Les élections du 10 juin : indifférence et occasions perdues
Par LCR le Jeudi, 31 Mai 2007 PDF Imprimer Envoyer
Les élections législatives du 10 juin prochain se profilent comme l’un des scrutins les plus mornes et ennuyeux dans l’histoire de ce pays. A gauche de la « gauche » institutionnelle, il aurait pourtant été vital d’offrir une véritable alternative face au bilan du gouvernement néolibéral de Verhofstadt. Mais les occasions offertes par la lutte contre le Pacte des générations ont été gâchées et la conjoncture a changé. C’est dans ce contexte que la LCR, qui a décidé de ne pas se présenter seule, ni de présenter ses propres candidats sur d’autres listes, appelle sans illusions à voter indistinctement pour toutes les listes à la gauche de la social-démocratie et des Verts.

L’indifférence de la population à l’égard des élections du 10 juin est frappante. Et ce ne sont pas les efforts pathétiques du PS, du MR, du CDH ou d’Ecolo pour nous y intéresser, notamment en plagiant de manière grotesque les positions des principaux candidats des élections françaises - qui, elles, ont passionné les masses - qui y changeront quoi que ce soit.
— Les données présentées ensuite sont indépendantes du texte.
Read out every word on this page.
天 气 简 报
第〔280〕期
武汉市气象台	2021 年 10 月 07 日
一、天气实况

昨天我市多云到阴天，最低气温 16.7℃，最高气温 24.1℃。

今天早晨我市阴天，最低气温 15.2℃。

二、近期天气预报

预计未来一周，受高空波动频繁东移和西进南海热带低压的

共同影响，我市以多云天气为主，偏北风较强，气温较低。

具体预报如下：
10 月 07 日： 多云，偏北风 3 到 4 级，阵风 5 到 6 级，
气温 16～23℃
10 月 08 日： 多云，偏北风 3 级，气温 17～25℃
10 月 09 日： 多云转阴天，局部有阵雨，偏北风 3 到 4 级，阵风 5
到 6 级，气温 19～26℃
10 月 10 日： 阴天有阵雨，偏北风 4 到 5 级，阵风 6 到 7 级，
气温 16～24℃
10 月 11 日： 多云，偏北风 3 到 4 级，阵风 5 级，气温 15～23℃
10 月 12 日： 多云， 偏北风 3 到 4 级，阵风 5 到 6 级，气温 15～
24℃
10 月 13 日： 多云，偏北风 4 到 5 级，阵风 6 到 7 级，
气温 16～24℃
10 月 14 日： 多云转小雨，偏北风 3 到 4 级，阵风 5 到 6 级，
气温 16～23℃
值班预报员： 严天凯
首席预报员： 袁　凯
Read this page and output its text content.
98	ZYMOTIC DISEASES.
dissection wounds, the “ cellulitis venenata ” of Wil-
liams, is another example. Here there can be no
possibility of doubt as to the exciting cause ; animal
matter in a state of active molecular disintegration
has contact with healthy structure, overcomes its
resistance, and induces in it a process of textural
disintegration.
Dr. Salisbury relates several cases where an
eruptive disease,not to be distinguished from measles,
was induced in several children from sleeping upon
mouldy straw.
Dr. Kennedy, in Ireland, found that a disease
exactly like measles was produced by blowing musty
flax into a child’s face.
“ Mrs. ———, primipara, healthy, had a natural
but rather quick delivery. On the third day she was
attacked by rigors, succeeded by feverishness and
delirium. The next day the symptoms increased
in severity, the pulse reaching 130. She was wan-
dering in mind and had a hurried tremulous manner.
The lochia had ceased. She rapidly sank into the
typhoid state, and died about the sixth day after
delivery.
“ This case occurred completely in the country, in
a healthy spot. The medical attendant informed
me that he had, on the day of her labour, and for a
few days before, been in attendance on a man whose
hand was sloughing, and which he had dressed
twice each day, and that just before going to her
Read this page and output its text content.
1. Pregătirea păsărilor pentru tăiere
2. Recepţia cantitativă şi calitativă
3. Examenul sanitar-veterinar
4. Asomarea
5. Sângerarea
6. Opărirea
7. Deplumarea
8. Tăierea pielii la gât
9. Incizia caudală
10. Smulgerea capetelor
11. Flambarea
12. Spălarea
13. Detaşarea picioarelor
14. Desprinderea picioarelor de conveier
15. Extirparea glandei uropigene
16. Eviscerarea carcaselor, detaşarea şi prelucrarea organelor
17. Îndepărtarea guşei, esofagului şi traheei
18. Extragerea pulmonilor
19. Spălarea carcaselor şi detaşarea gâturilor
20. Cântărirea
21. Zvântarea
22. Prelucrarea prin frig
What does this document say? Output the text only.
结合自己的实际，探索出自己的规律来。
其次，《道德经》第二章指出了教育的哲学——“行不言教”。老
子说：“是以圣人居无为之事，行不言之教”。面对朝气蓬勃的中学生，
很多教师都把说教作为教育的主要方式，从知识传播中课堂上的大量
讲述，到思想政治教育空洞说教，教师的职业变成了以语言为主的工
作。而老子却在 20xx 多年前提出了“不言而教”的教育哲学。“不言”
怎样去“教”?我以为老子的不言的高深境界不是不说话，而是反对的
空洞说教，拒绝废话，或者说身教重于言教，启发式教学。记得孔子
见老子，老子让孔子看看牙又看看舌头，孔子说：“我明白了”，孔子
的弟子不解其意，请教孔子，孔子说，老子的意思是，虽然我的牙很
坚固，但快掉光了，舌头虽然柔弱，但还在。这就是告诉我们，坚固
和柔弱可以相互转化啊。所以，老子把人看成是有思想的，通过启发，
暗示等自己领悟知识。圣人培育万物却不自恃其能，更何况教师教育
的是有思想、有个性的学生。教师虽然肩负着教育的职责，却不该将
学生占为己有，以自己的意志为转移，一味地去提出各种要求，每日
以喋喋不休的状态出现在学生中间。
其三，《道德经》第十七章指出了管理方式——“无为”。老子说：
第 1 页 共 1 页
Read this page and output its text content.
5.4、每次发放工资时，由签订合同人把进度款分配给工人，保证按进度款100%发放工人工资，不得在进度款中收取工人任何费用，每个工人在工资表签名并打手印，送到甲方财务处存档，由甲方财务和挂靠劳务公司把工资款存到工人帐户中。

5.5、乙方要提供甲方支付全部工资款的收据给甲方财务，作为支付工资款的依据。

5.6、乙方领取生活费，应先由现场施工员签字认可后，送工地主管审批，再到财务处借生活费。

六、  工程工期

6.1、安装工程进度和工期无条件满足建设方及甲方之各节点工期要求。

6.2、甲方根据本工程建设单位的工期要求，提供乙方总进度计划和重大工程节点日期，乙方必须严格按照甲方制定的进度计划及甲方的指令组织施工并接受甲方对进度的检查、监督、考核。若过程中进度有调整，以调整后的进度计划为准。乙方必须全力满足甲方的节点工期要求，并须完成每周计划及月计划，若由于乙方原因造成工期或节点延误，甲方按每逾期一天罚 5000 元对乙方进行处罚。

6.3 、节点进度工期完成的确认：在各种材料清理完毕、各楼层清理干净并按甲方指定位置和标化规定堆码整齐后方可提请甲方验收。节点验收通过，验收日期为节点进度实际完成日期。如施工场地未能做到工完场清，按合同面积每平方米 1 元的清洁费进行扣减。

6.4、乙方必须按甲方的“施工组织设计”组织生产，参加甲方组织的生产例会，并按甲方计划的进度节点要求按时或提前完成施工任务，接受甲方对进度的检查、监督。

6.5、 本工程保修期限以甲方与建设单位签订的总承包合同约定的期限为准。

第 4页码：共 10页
La classe politique belge paye ainsi l’absence d’enjeux réels, aux yeux de la réalité quotidienne vécue par les gens, de ses scrutins électoraux dans un pays où le compromis est roi, où de vastes gouvernements de coalition se forment sans principes (qui plus est asymétriques entre le Nord et le Sud) en mélangeant « gauche » et droite et où les « débats » idéologiques sont des plus ternes et confus. D’autant plus que, dans le cas présent, l’avenir de la future coalition gouvernementale sera dominée par une Xième et interminable querelle de chiffonniers communautaires. Pas de quoi passionner les foules...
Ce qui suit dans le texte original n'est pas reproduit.